Race the Sun paired with Dead Rise Summer Ale
For this week’s pairing I started with the beer first. I selected Flying Dog’s Dead Rise Old Bay Summer Ale because it’s a brewery I trust… and it was on sale. As I sought out an indie game to pair it with I ended up accidentally downloading one for Windows, which doesn’t run on my Mac. Then I bought another, for 99 cents, that just wouldn’t run. Luckily my backlog came to the rescue and I settled on Race the Sun. Because nothing says summer like sunshine and fighting against the inevitable end of it all.
Developed by Flippfly, Race the Sun is a single-player endless runner available on a multitude of platforms (Windows, OS X, Linux, PS3, PS3, PS Vita, and Wii U). Personally, I played on my Macbook. Using, mainly, the left/right directional buttons you control a solar-powered spaceship; your goal is to stay alive and get points. The challenge lies in maneuvering past a variety of objects—such as physical structures, laser beams, and other ships. But as the sun sets, death approaches. So stay out of the shadows and enjoy the ride.

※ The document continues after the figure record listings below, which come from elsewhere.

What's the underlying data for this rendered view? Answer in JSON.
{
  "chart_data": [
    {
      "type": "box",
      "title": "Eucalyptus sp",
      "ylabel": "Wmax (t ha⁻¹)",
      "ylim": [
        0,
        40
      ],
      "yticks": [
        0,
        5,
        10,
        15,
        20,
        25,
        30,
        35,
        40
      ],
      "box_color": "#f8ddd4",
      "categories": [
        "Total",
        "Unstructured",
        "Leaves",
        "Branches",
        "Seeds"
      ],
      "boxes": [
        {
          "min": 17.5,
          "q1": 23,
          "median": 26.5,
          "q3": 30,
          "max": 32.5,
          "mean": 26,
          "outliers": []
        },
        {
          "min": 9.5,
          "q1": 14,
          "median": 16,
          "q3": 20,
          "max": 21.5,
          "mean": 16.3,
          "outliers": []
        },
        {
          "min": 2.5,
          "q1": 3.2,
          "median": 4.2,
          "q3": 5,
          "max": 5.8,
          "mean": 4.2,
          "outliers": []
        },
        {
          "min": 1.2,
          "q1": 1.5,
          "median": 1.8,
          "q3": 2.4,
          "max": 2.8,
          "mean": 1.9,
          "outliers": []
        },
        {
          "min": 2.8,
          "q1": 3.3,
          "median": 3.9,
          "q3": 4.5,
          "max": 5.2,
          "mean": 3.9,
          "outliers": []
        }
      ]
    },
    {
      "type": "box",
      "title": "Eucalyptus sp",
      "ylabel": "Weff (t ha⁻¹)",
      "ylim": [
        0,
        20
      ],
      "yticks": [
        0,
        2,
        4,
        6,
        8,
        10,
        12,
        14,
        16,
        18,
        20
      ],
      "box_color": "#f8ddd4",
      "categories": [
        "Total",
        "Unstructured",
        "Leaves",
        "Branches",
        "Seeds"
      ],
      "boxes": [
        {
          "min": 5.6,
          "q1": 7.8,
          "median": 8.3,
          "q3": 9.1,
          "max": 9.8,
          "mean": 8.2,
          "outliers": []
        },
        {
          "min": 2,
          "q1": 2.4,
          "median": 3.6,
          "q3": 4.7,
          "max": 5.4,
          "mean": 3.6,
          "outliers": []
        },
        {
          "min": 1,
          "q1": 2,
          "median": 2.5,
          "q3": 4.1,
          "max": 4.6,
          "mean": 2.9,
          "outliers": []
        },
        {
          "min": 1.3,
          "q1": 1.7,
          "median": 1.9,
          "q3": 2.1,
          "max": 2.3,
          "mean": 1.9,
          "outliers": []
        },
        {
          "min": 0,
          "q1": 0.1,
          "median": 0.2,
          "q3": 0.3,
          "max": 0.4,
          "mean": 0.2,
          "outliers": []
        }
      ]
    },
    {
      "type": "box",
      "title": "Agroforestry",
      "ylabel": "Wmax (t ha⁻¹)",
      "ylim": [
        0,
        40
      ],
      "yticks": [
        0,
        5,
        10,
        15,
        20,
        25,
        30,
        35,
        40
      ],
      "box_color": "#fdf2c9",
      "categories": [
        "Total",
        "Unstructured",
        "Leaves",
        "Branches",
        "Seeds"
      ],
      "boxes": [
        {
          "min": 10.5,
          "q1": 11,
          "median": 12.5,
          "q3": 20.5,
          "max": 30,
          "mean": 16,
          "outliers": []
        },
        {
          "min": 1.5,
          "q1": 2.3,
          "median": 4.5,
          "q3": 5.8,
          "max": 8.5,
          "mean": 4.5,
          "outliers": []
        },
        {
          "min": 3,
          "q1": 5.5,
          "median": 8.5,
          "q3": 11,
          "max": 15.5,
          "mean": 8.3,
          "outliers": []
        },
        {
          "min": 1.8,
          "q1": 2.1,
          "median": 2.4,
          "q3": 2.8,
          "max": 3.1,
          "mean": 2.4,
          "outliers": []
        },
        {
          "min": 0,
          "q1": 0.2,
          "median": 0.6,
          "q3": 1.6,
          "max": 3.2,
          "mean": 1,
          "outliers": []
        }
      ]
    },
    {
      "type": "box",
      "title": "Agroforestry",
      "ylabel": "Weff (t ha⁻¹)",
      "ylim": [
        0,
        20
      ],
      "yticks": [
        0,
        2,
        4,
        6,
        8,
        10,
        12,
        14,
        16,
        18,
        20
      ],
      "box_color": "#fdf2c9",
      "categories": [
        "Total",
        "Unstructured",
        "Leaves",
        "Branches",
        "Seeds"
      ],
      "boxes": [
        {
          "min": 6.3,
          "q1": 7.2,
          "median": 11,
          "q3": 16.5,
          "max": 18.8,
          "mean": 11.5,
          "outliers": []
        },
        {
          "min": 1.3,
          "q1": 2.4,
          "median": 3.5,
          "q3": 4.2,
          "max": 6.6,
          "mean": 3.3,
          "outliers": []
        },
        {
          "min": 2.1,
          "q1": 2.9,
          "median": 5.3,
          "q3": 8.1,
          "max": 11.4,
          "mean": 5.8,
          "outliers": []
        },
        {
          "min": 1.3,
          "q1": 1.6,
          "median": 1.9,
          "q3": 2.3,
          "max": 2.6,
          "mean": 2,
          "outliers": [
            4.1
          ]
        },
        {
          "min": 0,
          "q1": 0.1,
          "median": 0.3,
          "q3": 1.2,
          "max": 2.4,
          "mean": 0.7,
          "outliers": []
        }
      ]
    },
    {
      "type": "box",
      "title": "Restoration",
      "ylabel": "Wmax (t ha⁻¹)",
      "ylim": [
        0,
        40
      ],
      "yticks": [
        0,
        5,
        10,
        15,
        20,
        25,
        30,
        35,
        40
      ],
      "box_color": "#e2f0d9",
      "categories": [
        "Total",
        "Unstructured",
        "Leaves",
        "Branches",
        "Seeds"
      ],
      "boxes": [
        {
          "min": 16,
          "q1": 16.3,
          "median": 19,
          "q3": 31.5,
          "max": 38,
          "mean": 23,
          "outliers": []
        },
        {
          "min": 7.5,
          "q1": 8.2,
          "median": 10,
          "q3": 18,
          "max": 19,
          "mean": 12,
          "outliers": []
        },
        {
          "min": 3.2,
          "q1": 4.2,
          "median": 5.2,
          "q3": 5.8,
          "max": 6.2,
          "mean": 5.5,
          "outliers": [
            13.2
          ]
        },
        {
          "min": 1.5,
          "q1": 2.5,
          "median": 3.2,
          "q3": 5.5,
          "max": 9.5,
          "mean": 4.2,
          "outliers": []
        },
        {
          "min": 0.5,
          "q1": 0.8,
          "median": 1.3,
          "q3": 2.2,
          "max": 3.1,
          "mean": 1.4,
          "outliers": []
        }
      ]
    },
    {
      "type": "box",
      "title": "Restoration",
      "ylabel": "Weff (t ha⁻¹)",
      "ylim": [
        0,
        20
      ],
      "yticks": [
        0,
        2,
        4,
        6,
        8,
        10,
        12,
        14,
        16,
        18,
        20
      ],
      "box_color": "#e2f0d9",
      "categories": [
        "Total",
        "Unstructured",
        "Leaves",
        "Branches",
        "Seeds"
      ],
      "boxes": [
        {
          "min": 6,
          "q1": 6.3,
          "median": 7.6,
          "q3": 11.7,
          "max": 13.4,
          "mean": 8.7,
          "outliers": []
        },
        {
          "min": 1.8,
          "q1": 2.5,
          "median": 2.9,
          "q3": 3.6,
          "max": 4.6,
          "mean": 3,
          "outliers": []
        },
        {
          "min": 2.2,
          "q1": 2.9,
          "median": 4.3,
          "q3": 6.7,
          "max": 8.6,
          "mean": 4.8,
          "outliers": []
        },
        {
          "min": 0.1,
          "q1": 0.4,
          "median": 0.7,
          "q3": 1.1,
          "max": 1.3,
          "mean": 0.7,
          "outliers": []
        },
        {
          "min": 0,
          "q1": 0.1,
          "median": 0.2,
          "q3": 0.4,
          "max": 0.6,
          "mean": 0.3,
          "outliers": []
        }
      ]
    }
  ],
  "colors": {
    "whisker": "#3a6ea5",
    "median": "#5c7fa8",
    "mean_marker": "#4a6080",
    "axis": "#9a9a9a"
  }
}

As long as the ship is moving you’ll earn points. Along the way are items to collect, the most common being blue pyramids. Other items allow you to jump or create a shield around your ship. As you accomplish certain tasks you level up which can allow you to do things such as customize your ship. I received a magnet early on that increased my pick-up range.
The art style is minimalistic: a landscape of simple geometric shapes and bland colors. There are multiple regions, each with its own set of unique challenges. And the layout changes every 24 hours, which increases the game’s replay value.
In a lot of ways it’s your run of the mill endless runner. And, personally, it’s a genre I’m not a big fan of.
But for me this game shines in its humor and ability to immerse the player in its stripped down world. The load-screen (for lack of a better term) right before your run starts features a variety of rotating quotes that appear under the game title. Some of these are amusing/odd phrases misattributed to famous people and others are more random (from shout outs to specific people to just the word “videogames!”). As a gamer, I really appreciate when the developer’s personality below are just a few examples of other ways humor comes through
I definitely recommend playing this game with headphones. While the soundtrack is a bit forgettable the sound effect when you crash gets me every time. I’ve yelled and jumped back in surprise/frustration several times while playing this. For me, that’s what made it fun.
Race the Sun pokes fun at the inevitability of the player’s death and I love that. Meanwhile this beer tastes like death and I’m not a fan. A mix of salty and spiced, this beer tastes like seafood broth. I have to admit it’s an interesting beer but for me it’s a novelty I won’t be revisiting (except to finish the other 5 in the 6-pack of course). But bonus points to this beer for creativity and for its proceeds going to support the Maryland Blue Crab Industry.